I slipped up this week. On Monday I told several people I would have something out to them by Tuesday. This was Wednesday morning. Someone else owed me the last piece I needed so I could do my part. It might come in any minute. Or maybe not. But naively thinking I would have it, I had made a commitment.
Here was my Wednesday morning thought process…
…I knew this was not critical path for anything, so even if I was late it wouldn’t matter.
…I was the one setting this project’s schedule, so if I made them late, it would be my problem.
…This issue was so low on the radar no one would likely notice that I was late.
Still, I had made a commitment. It was a “minor” commitment, but it was a commitment.
I had set an expectation, and I had missed it. It didn’t matter that, as far as I knew, no one cared. As far as I knew…that’s part of the problem – my knowledge is limited. I didn’t know if someone was waiting to leave on vacation until they had done their part with my information. I didn’t know how this detail might impact someone’s opinion of me. I didn’t know what I didn’t know. But I knew I had set an expectation.
So I took about ninety seconds and sent off a quick email to adjust their expectations. I should have done that before my commitment was missed, but better late than never.
Integrity is built on doing what you say.
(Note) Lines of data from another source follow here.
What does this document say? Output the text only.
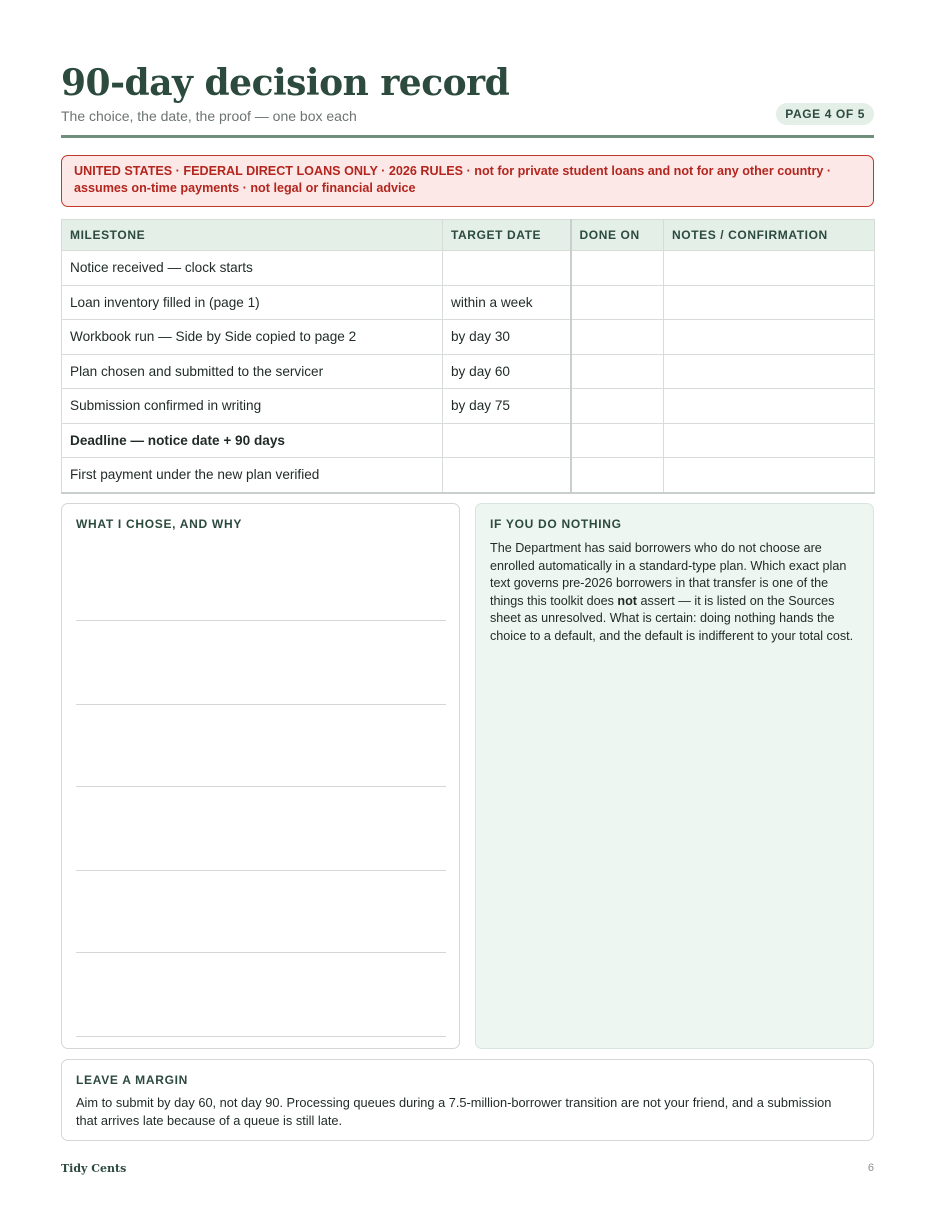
90-day decision record
The choice, the date, the proof — one box each	PAGE 4 OF 5
UNITED STATES · FEDERAL DIRECT LOANS ONLY · 2026 RULES · not for private student loans and not for any other country · assumes on-time payments · not legal or financial advice
MILESTONE	TARGET DATE	DONE ON	NOTES / CONFIRMATION
Notice received — clock starts			
Loan inventory filled in (page 1)	within a week		
Workbook run — Side by Side copied to page 2	by day 30		
Plan chosen and submitted to the servicer	by day 60		
Submission confirmed in writing	by day 75		
Deadline — notice date + 90 days			
First payment under the new plan verified			
WHAT I CHOSE, AND WHY	IF YOU DO NOTHING
The Department has said borrowers who do not choose are enrolled automatically in a standard-type plan. Which exact plan text governs pre-2026 borrowers in that transfer is one of the things this toolkit does not assert — it is listed on the Sources sheet as unresolved. What is certain: doing nothing hands the choice to a default, and the default is indifferent to your total cost.
LEAVE A MARGIN
Aim to submit by day 60, not day 90. Processing queues during a 7.5-million-borrower transition are not your friend, and a submission that arrives late because of a queue is still late.
Tidy Cents	6
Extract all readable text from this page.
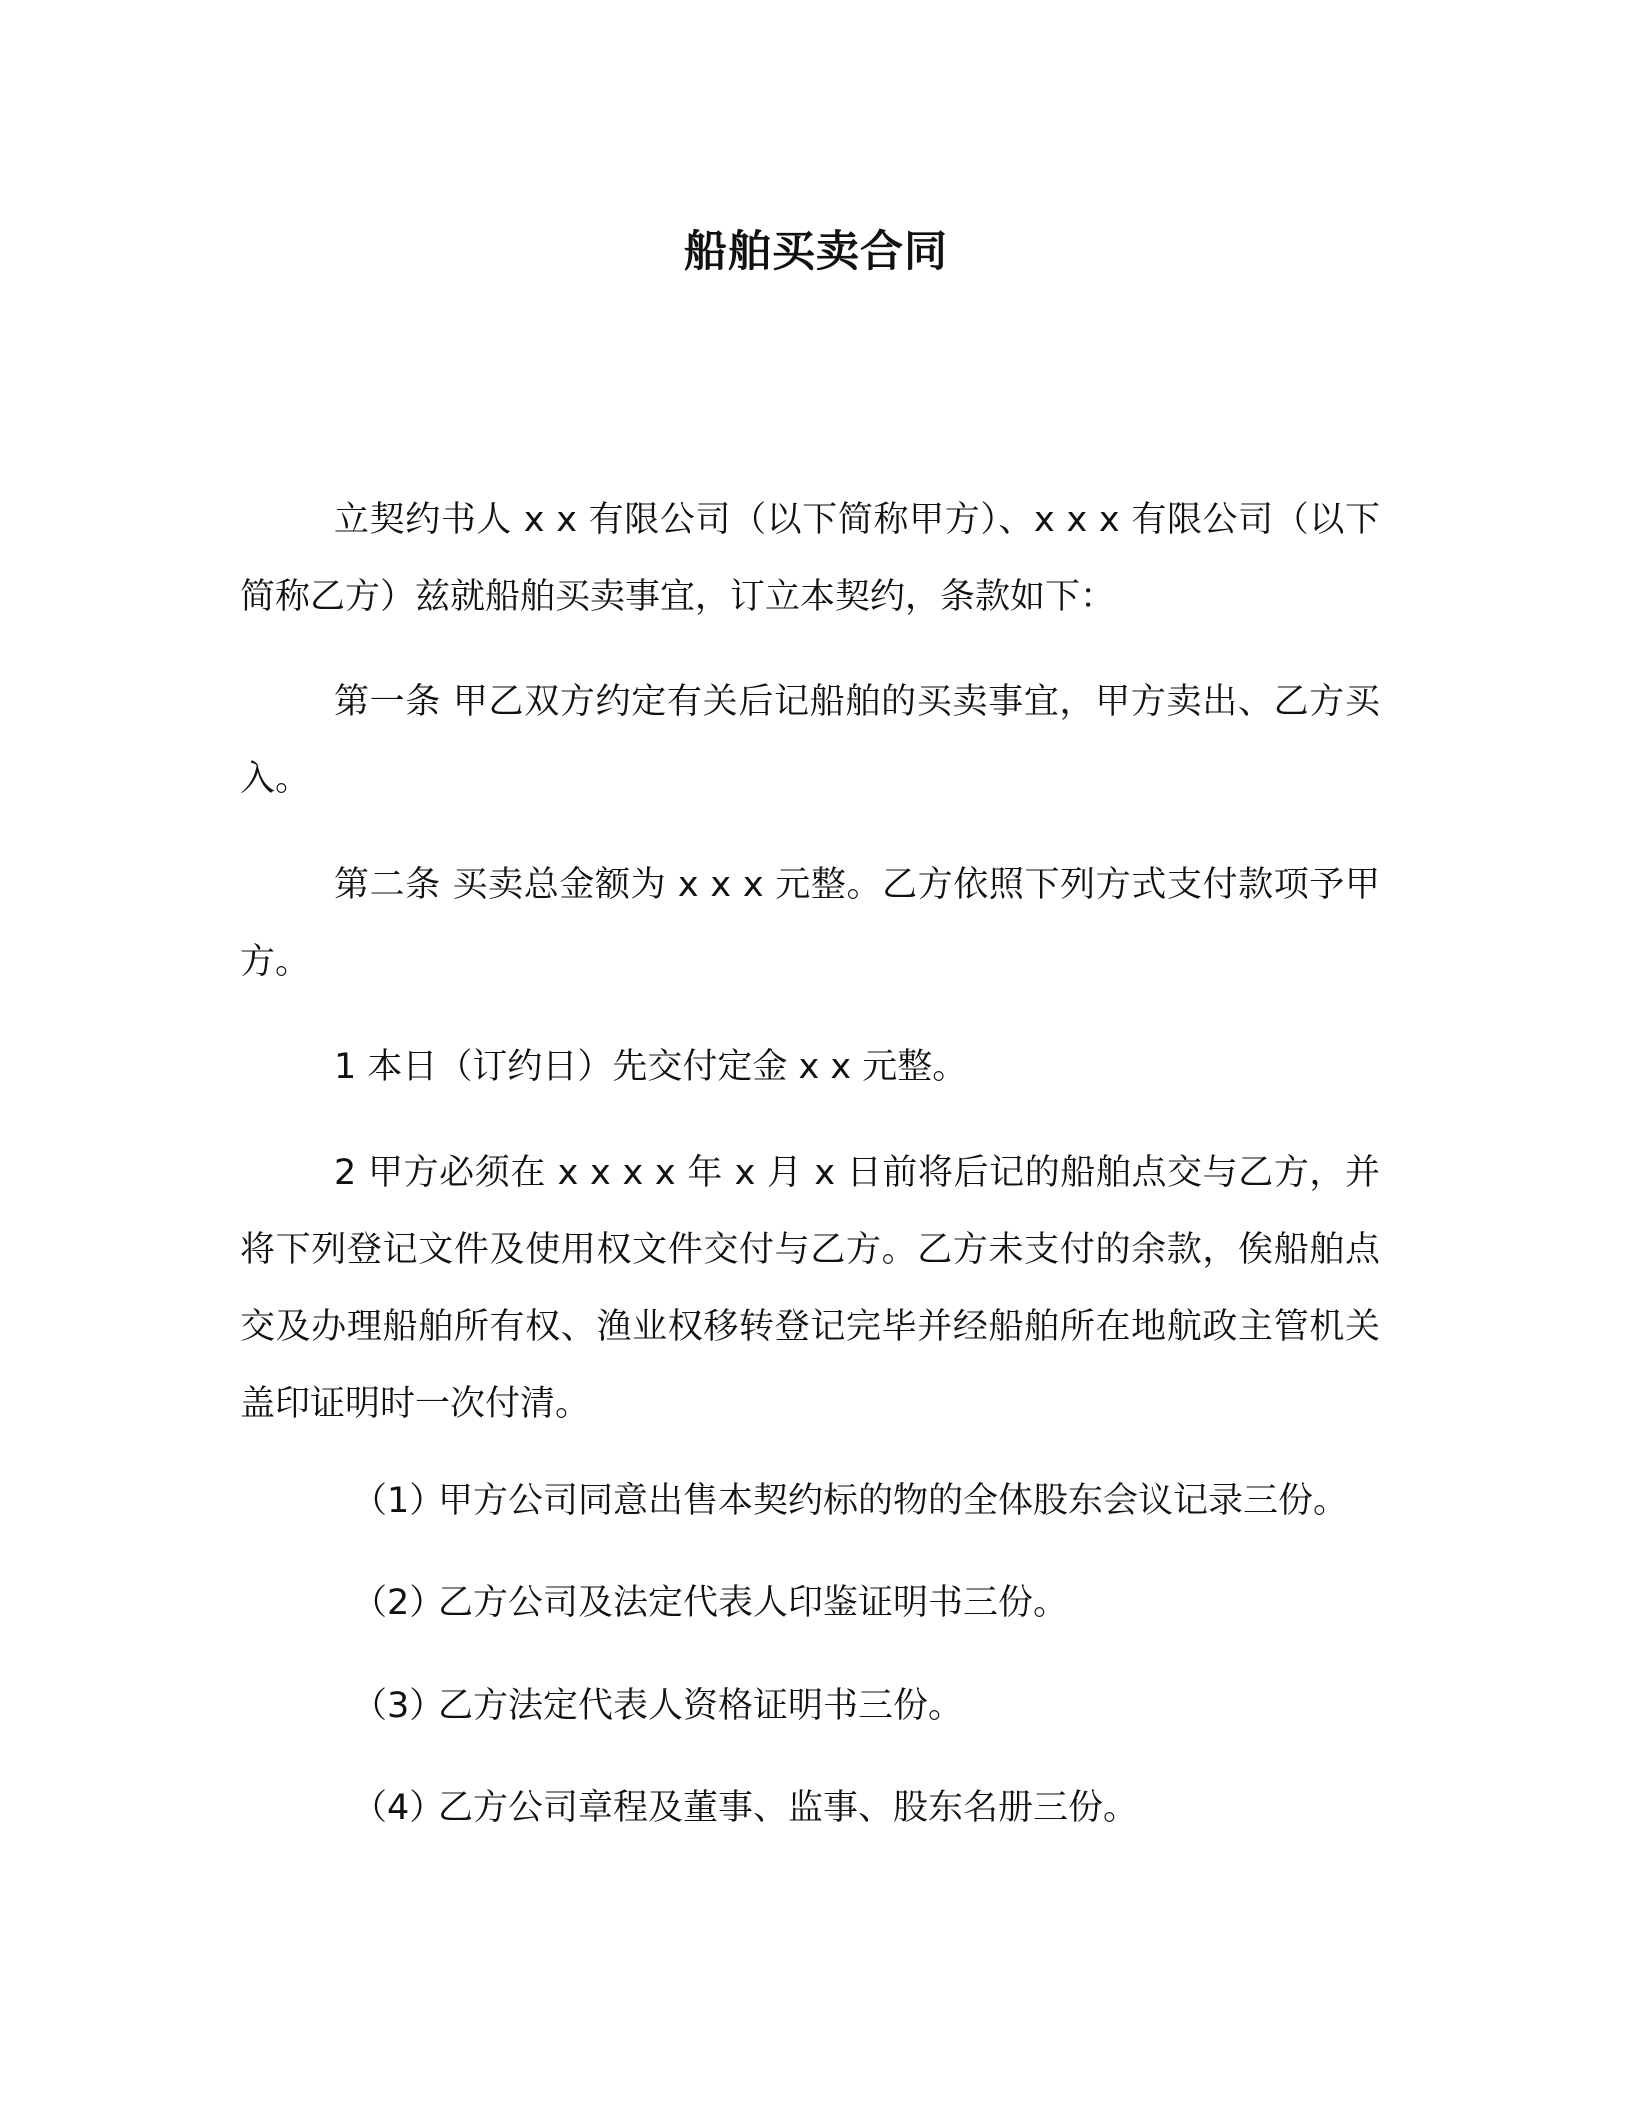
船舶买卖合同

立契约书人 x x 有限公司（以下简称甲方）、x x x 有限公司（以下简称乙方）兹就船舶买卖事宜，订立本契约，条款如下：

第一条 甲乙双方约定有关后记船舶的买卖事宜，甲方卖出、乙方买入。

第二条 买卖总金额为 x x x 元整。乙方依照下列方式支付款项予甲方。

1 本日（订约日）先交付定金 x x 元整。

2 甲方必须在 x x x x 年 x 月 x 日前将后记的船舶点交与乙方，并将下列登记文件及使用权文件交付与乙方。乙方未支付的余款，俟船舶点交及办理船舶所有权、渔业权移转登记完毕并经船舶所在地航政主管机关盖印证明时一次付清。

（1）甲方公司同意出售本契约标的物的全体股东会议记录三份。
（2）乙方公司及法定代表人印鉴证明书三份。
（3）乙方法定代表人资格证明书三份。
（4）乙方公司章程及董事、监事、股东名册三份。
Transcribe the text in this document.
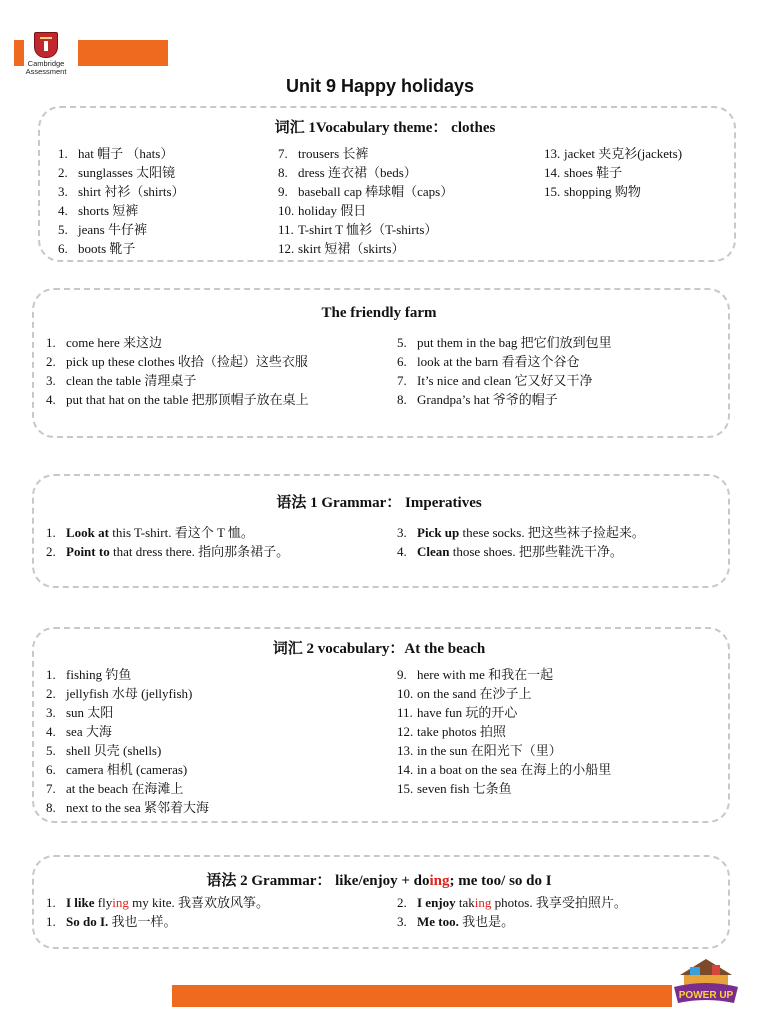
Cambridge
Assessment
Unit 9 Happy holidays
词汇 1Vocabulary theme： clothes
1. hat 帽子 （hats）
2. sunglasses 太阳镜
3. shirt 衬衫（shirts）
4. shorts 短裤
5. jeans 牛仔裤
6. boots 靴子
7. trousers 长裤
8. dress 连衣裙（beds）
9. baseball cap 棒球帽（caps）
10. holiday 假日
11. T-shirt T 恤衫（T-shirts）
12. skirt 短裙（skirts）
13. jacket 夹克衫(jackets)
14. shoes 鞋子
15. shopping 购物
The friendly farm
1. come here 来这边
2. pick up these clothes 收拾（捡起）这些衣服
3. clean the table 清理桌子
4. put that hat on the table 把那顶帽子放在桌上
5. put them in the bag 把它们放到包里
6. look at the barn 看看这个谷仓
7. It’s nice and clean 它又好又干净
8. Grandpa’s hat 爷爷的帽子
语法 1 Grammar： Imperatives
1. Look at this T-shirt. 看这个 T 恤。
2. Point to that dress there. 指向那条裙子。
3. Pick up these socks. 把这些袜子捡起来。
4. Clean those shoes. 把那些鞋洗干净。
词汇 2 vocabulary：At the beach
1. fishing 钓鱼
2. jellyfish 水母 (jellyfish)
3. sun 太阳
4. sea 大海
5. shell 贝壳 (shells)
6. camera 相机 (cameras)
7. at the beach 在海滩上
8. next to the sea 紧邻着大海
9. here with me 和我在一起
10. on the sand 在沙子上
11. have fun 玩的开心
12. take photos 拍照
13. in the sun 在阳光下（里）
14. in a boat on the sea 在海上的小船里
15. seven fish 七条鱼
语法 2 Grammar： like/enjoy + doing; me too/ so do I
1. I like flying my kite. 我喜欢放风筝。
1. So do I. 我也一样。
2. I enjoy taking photos. 我享受拍照片。
3. Me too. 我也是。
POWER UP
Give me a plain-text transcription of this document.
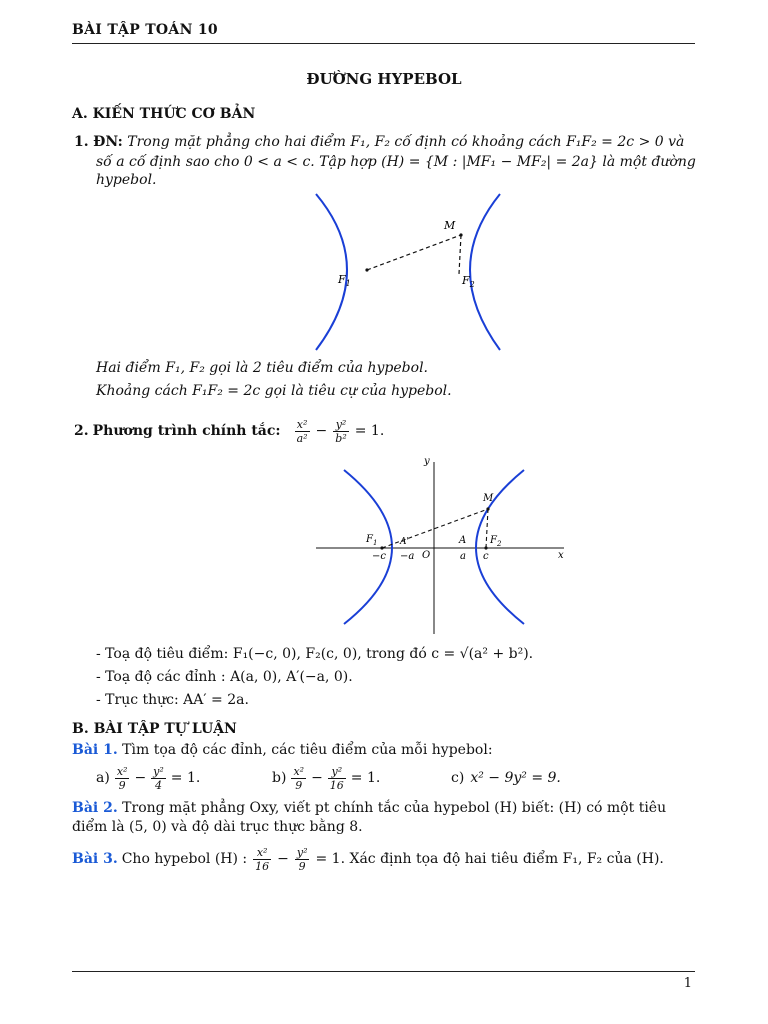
BÀI TẬP TOÁN 10
ĐƯỜNG HYPEBOL
A. KIẾN THỨC CƠ BẢN
1. ĐN: Trong mặt phẳng cho hai điểm F₁, F₂ cố định có khoảng cách F₁F₂ = 2c > 0 và
số a cố định sao cho 0 < a < c. Tập hợp (H) = {M : |MF₁ − MF₂| = 2a} là một đường
hypebol.
M
$F_1$	$F_2$
Hai điểm F₁, F₂ gọi là 2 tiêu điểm của hypebol.
Khoảng cách F₁F₂ = 2c gọi là tiêu cự của hypebol.
2. Phương trình chính tắc: $\frac{\text{x²}}{\text{a²}} - \frac{\text{y²}}{\text{b²}} = 1$.
y
x
O
M
$F_1$	$F_2$
A
A'
−c −a	a c
- Toạ độ tiêu điểm: F₁(−c, 0), F₂(c, 0), trong đó c = √(a² + b²).
- Toạ độ các đỉnh : A(a, 0), A′(−a, 0).
- Trục thực: AA′ = 2a.
B. BÀI TẬP TỰ LUẬN
Bài 1. Tìm tọa độ các đỉnh, các tiêu điểm của mỗi hypebol:
$a) \frac{\text{x²}}{9} - \frac{\text{y²}}{4} = 1$.	$b) \frac{\text{x²}}{9} - \frac{\text{y²}}{16} = 1$.	c) x² − 9y² = 9.
Bài 2. Trong mặt phẳng Oxy, viết pt chính tắc của hypebol (H) biết: (H) có một tiêu
điểm là (5, 0) và độ dài trục thực bằng 8.
Bài 3. Cho hypebol (H) : $\frac{\text{x²}}{16} - \frac{\text{y²}}{9} = 1$. Xác định tọa độ hai tiêu điểm F₁, F₂ của (H).
1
If you count on your “big commitments” to build your reputation, consider how many opportunities others have to experience your “big commitments” versus your “little commitments”. For most people, your reputation is well established by little commitments long before they know if you’ll hit a big commitment.
Besides your reputation for integrity, managing expectations – delivering what others expect, when they expect it, and not leaving them hanging – increases everyone’s ability to manage their own productivity. It’s a win-win.
Managing expectations doesn’t require creativity, and it’s not rocket science. It’s mostly self-discipline. Here’s how to start:
- Decide that there’s no such thing as big and little commitments. There are only commitments, and you keep commitments. If you do miss, make it right as quickly as you discover it.
- When in doubt, communicate! Don’t decide on others’ behalf if they need to know something. Assume they do and tell them as soon as possible, especially when something changes.
- Be clear and precise about what you’ll do and by when. Vague expectations lead to misunderstandings. Even if they don’t ask, tell them when you’ll follow up. Otherwise they may think you’re late tomorrow when you think you have until next week.
Put yourself in the other person’s shoes and ask what you would expect. Deliver on that, and a little more for good measure. Managing expectations is a no-brainer way to improve relationships and productivity.
One thought on “The No-Brainer We Often Miss…”
This is excellent advice Alan, with some personal transparency to demonstrate the potential cost or value. In addition to reputation impacts, our attention to the seemingly minor commitments is akin to being Faithful in the small things. I think this has multiple affects, both internally and externally: For ourselves, it grows our commitment-keeping muscle, and the transparency we allowed others by making the commitment is also a healthy thing, and allows us to be accountable to others. From the external side, the faithfulness in minor commitments makes it more likely that others will want to entrust us with more significant matters, allowing us the chance to make and keep those “larger commitments”.